La flambée de l’indice de la construction a fait grincer les dents des locataires. Illico, le ministre de l’Economie et des Finances s’est empressé d’évoquer la remise en cause de l’indice du coût de la construction, utilisé pour l’indexation des loyers. Les pouvoirs publics, en revanche, font preuve de moins de mansuétude pour les propriétaires. En renforçant les obligations légales, par exemple sur les ascenseurs, ils alourdissent les charges de copropriété. Comme si elles avaient besoin de ce coup de massue supplémentaire ! En 2003, elles ont ainsi augmenté de 3 %. Pour l’année dernière et celle en cours, les hausses s’annoncent déjà plus importantes. La raison ? « L’envolée du coût de l’énergie se répercute sur le prix du chauffage, l’eau augmente régulièrement et le coût des assurances grimpe », explique Paul Rolland, président de la Confédération nationale des administrateurs de biens (CNAB). Alors, comment faire pour endiguer cette inflation annoncée des charges ? Ou plus simplement pour avoir une addition plus en ligne avec la moyenne des copropriétés ? Selon les données de la CNAB, la note atteignait en moyenne 18,10 euros par mètre carré en 2003, hors travaux exceptionnels. Avec des écarts assez importants d’une ville à l’autre. « Pour qui accepte de se plonger dans les comptes de son immeuble et d’éplucher les contrats de prestations en tout genre, il existe bel et bien des gisements d’économies », assure un syndic bénévole. Etablir une comparaison annuelle des dépenses et des consommations (eau, gaz, fioul, électricité, etc.) sur les cinq ou dix dernières années suffit parfois à détecter des anomalies. Pour vous aider à maîtriser le surcoût, nous avons passé au crible six postes de charges. Ils pèsent plus de 58 % de la facture. Le solde, lui, correspond notamment aux frais de personnel (3,60 euros par m2). Quant aux lotissements, ils doivent faire face à des dépenses très particulières.

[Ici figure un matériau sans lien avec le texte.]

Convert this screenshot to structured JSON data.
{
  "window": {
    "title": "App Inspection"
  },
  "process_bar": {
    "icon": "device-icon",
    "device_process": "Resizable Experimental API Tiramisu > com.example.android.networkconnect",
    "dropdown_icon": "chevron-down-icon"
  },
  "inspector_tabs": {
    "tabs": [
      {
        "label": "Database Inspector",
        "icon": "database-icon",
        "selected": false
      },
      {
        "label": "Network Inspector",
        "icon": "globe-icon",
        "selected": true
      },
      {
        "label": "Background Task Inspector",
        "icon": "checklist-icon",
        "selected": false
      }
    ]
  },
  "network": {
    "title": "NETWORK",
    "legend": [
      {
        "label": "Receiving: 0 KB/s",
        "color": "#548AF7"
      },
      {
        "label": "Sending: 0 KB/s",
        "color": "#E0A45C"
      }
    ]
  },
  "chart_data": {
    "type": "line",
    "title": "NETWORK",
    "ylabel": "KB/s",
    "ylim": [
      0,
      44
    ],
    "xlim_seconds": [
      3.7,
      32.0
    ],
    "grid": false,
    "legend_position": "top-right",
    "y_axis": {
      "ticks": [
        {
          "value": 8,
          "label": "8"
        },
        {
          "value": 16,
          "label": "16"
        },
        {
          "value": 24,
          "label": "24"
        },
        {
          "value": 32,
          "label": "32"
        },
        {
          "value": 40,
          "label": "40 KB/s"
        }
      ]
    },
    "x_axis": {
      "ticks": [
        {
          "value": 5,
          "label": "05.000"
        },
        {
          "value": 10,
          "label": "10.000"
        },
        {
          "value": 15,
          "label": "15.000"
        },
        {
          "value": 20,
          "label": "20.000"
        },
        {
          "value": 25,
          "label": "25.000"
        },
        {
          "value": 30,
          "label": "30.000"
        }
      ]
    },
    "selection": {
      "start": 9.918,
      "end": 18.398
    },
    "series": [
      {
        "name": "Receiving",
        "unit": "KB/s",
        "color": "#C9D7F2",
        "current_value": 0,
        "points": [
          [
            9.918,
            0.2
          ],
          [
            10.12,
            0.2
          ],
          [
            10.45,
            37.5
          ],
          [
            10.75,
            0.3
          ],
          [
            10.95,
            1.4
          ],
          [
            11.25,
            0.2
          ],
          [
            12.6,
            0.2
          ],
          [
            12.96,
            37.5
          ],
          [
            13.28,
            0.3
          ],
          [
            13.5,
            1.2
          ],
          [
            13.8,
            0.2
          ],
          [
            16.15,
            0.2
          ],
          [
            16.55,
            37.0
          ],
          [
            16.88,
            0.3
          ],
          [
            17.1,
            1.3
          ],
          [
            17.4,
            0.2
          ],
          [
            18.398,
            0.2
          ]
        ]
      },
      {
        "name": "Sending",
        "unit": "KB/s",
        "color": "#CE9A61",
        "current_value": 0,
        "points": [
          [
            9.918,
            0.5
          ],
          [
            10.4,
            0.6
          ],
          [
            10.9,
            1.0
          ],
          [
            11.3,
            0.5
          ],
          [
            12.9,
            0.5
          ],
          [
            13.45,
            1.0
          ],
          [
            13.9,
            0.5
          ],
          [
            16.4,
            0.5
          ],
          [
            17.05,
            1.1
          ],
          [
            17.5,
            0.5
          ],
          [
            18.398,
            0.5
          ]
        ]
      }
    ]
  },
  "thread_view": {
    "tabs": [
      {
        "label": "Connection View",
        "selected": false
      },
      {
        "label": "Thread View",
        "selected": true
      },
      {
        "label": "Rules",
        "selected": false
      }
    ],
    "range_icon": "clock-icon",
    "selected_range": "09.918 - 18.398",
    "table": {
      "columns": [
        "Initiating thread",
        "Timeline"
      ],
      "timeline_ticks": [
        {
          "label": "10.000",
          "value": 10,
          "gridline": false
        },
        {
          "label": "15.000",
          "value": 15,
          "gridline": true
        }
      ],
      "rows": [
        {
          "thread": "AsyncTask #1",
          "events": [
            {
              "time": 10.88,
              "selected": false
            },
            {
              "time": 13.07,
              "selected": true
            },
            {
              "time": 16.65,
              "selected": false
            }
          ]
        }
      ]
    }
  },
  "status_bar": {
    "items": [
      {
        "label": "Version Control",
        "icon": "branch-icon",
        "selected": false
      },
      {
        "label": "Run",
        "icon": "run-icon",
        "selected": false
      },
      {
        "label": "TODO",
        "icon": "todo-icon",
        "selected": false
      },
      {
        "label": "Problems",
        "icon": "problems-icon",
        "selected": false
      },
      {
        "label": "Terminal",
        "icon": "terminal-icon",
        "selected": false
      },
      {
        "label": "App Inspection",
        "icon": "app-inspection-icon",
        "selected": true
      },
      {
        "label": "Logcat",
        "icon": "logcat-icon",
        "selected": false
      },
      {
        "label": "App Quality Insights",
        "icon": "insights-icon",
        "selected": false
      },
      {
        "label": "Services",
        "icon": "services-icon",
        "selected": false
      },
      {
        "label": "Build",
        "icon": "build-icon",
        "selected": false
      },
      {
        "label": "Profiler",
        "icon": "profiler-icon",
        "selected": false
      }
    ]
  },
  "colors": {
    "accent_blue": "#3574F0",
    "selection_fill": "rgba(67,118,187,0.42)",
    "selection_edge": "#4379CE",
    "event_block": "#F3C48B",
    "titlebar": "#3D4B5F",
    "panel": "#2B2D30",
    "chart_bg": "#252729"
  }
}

| Lotissements : piscines et espaces verts au prix fort |
Les maisons individuelles en lotissement sont parfois organisées en copropriété. Ici, pas de dépenses concernant le chauffage des parties communes ou l’entretien des ascenseurs. Les postes les plus gourmands en charges concernent les espaces verts, la réfection de la voie privée, l’éclairage extérieur, mais aussi l’entretien de certaines installations, comme un court de tennis ou une piscine. La loi du 3 janvier 2003 sur la sécurité des piscines privées a déjà eu une incidence financière sur les dépenses, ces travaux ayant dû être réalisés depuis le 1er mai 2004, notamment pour les locations saisonnières. Ce même texte prévoit que les propriétaires de piscines construites avant le 1er janvier 2004 doivent installer un dispositif de sécurité avant le 31 décembre 2005. |
C’est la région parisienne (qui l’eût cru!) qui détient le record des charges avec 24,90 euros au mètre carré (contre une moyenne de 18,10 pour l’ensemble de l’Hexagone). Clermont-Ferrand est la « moins disante » avec 8,10 euros par mètre carré. Elle affiche même une diminution de charges de 2,4 % par rapport à 2002. Tout comme Rennes (-1%), Bourg-en-Bresse (-1,8%) et Nantes (-1,8%). Alors que sur la même période la moyenne nationale progresse de 3 %. C’est à Pau qu’elles ont le plus augmenté (+6,2%). Néanmoins, le niveau des charges y reste modéré avec 14,40 euros au mètre carré.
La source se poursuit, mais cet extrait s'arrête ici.